For whatever reason, I didn't take that moment to explain myself, but something occurred to me. This understanding of general relativity that some of us enjoy isn't innate. Somewhere along the line, probably in a university humanities or philosophy course, someone pointed out to us that everything is dependent on everything else for its quiddity. ["Quiddity" is a word I recently learned. It means essence or thingness.]

To define a word, we need other words. To define ourselves, we look to the selves of others and differentiate for meaning. For instance, I am a daughter only relative to my parents. If someday I have children, I will be a mother relative to their being my offspring, but I will still be a daughter. It is the paradox we live in.

Like, right now, I am a student teacher. The term "student teacher" itself seems an oxymoron, but it is apt. I am teaching my students, but I am still learning from my own teachers. I pass seamlessly from one end of the spectrum to the other without notice. But I wonder, do we retain something in this liquid process, or are we just mutable, intangible somethings -- real only within our contexts?

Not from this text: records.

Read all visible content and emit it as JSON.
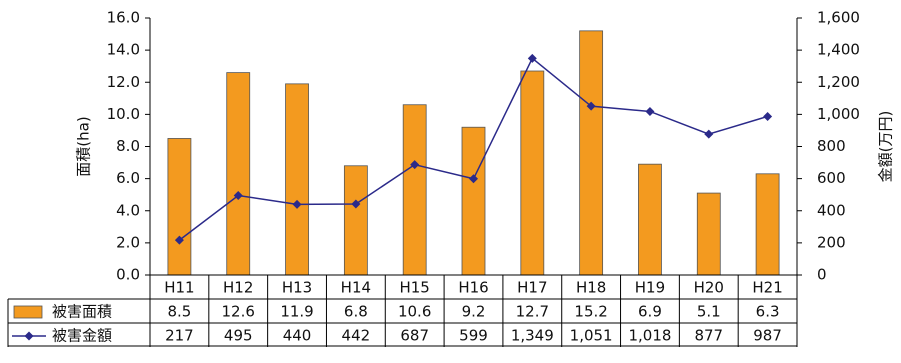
{
  "chart_data": {
    "type": "bar+line",
    "categories": [
      "H11",
      "H12",
      "H13",
      "H14",
      "H15",
      "H16",
      "H17",
      "H18",
      "H19",
      "H20",
      "H21"
    ],
    "series": [
      {
        "name": "被害面積",
        "type": "bar",
        "axis": "left",
        "color": "#f39a1f",
        "values": [
          8.5,
          12.6,
          11.9,
          6.8,
          10.6,
          9.2,
          12.7,
          15.2,
          6.9,
          5.1,
          6.3
        ],
        "labels": [
          "8.5",
          "12.6",
          "11.9",
          "6.8",
          "10.6",
          "9.2",
          "12.7",
          "15.2",
          "6.9",
          "5.1",
          "6.3"
        ]
      },
      {
        "name": "被害金額",
        "type": "line",
        "axis": "right",
        "color": "#2b2a8a",
        "marker": "diamond",
        "values": [
          217,
          495,
          440,
          442,
          687,
          599,
          1349,
          1051,
          1018,
          877,
          987
        ],
        "labels": [
          "217",
          "495",
          "440",
          "442",
          "687",
          "599",
          "1,349",
          "1,051",
          "1,018",
          "877",
          "987"
        ]
      }
    ],
    "ylabel_left": "面積(ha)",
    "ylabel_right": "金額(万円)",
    "ylim_left": [
      0,
      16
    ],
    "ylim_right": [
      0,
      1600
    ],
    "yticks_left": [
      "0.0",
      "2.0",
      "4.0",
      "6.0",
      "8.0",
      "10.0",
      "12.0",
      "14.0",
      "16.0"
    ],
    "yticks_right": [
      "0",
      "200",
      "400",
      "600",
      "800",
      "1,000",
      "1,200",
      "1,400",
      "1,600"
    ],
    "grid": false,
    "data_table": true
  }
}
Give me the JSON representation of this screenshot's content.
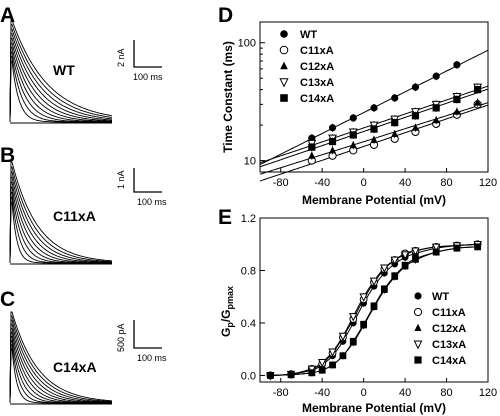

Leave it to me to look to a tree for answers, but I think this example helps me know that I am more than my relative definition: When growing up, I liked to play under trees. I have yet to explain this kinship with them except that, through the years, I have drawn more analogies between human existence and the nature of trees than I can now name. However, in the years before I realized my very existence could be explained through dendrological metaphors, I played beneath the backyard hickory nut tree.

I could bound out the backdoor of our trailer and run diagonally to the right, at some indeterminate angle, and land within a few seconds under my favorite tree. It was a rather uncomfortable play place, what with all the sharp, broken hickory nuts poking out of the ground, but I put them to good use and collected the bits as currency in my make-believe economy. (See, money really did grow on trees...) Eventually, however, I outgrew the tree, and its attraction and (monetary) value faded with my age. We moved away, too, so visiting the tree every afternoon wasn't feasible, even if we still owned the land on which it stood.

Now, around thirteen years later, my parents are building a house on the farm, which is where our trailer used to sit. Interestingly, though, the house has been built farther back on the property. The trailer, were it still around, would now be in the front yard of the new house. The hickory tree, though, still stands, and it is in the front yard. My beloved tree stands sentinel to the left of the front porch steps. (Left, that is, if you're coming down the steps. See, relativity.) So now the tree that I always viewed as "the backyard tree" is now a "front yard tree." Who knew how much orientation colored my understanding...

But this backyard/front yard tree, though my concept of it has changed, is not really different. Putting a house behind it didn't change it. Sure, it has grown another year's worth of leaves, bark, and hickory nuts, but beneath that is all the growth that happened during the years when it was behind the house and during the years when there was no house around it at all. No matter what situation we put the tree in, it is still the same.

Doesn't that mean something? Does it mean that no matter what situation I am in, no matter what definition I acquire due to my surroundings, I am still me? Maybe it is a simple understanding. And maybe I don't even understand the implications of it yet, but I like it.

I wonder if, someday, adventurous twentysomethings will make shadow puppets on these walls. I doubt it.